Bend isn't the the only one in Oregon facing the EPA deadline. Portland is also wrestling with how to pay for the EPA-required improvements. However, the issue has yet to become the political hot-button locally that it is in Portland where the city sued the EPA in an effort to exempt itself from the rules. (Portland gets a large portion of its drinking water from the Bull Run watershed, a tributary to the Sandy River). City councilors were divided over treatment alternatives and Stumptown's brewing community, led by industry heavy-hitters Widmer Brothers, revolted against the more costly filtration option - currently favored by Bend's city staff - over fears that it would impact the flavor of the water and in turn their beer.
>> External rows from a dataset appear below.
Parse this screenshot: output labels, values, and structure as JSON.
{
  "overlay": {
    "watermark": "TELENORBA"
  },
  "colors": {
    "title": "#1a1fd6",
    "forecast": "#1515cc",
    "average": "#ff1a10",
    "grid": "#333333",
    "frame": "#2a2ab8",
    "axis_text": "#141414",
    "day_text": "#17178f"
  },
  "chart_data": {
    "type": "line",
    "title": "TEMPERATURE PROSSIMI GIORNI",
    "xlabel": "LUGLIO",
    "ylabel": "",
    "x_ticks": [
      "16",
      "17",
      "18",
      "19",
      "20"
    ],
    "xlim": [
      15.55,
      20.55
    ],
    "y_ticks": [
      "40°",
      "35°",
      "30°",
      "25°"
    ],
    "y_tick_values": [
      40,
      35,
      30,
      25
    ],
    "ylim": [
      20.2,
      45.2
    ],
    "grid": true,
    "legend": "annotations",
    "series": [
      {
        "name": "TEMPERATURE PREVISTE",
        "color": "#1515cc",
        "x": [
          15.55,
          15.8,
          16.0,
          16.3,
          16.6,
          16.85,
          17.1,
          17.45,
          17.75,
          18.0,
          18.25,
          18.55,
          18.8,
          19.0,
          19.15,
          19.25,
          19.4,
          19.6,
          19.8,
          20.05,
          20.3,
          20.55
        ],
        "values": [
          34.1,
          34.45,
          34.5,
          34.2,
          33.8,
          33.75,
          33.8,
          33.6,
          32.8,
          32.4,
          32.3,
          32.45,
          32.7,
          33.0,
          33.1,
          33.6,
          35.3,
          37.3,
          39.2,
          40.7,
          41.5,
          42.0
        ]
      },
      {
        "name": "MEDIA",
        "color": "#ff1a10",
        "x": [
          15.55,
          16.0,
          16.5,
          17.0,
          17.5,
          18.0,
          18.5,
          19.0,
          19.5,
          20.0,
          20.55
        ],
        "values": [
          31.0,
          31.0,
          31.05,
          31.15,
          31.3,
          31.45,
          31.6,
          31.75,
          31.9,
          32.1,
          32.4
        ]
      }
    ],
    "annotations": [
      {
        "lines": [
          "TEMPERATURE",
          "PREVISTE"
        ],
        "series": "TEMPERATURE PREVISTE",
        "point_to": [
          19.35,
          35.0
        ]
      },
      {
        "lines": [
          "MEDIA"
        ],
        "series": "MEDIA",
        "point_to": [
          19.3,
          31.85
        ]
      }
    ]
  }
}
Bend councilors have yet to decide which route to take with our system. The more costly filtration option would protect the water supply in the event of a fire by filtering out ash and other debris. The alternative is to use a UV treatment system, which Portland has embraced, that works well against parasites but doesn't guard against contamination from wildfire. However, the cost difference is significant. The filter treatment weighs in at just under $30 million. A UV system would run the city about $16.5 million, according to the city's own cost estimates.
Councilor Jim Clinton said he's skeptical that the city needs to go the extra mile with the filtration system. Worst case, he said the city could temporarily shut down the Bridge Creek pipe and ration water from its wells.
"I have a basic philosophical problem of filtering 100 percent of our water when there's basically nothing to filter out. Why are you doing that," Clinton asked.
Meantime, he said the city ought to be doing more to encourage conservation to reduce the overall demand for water.
"Do the conservation first, which is free. It will cost you nothing. You don't add more capacity and then think about conservation. That's a self-fulfilling prophecy," Clinton added.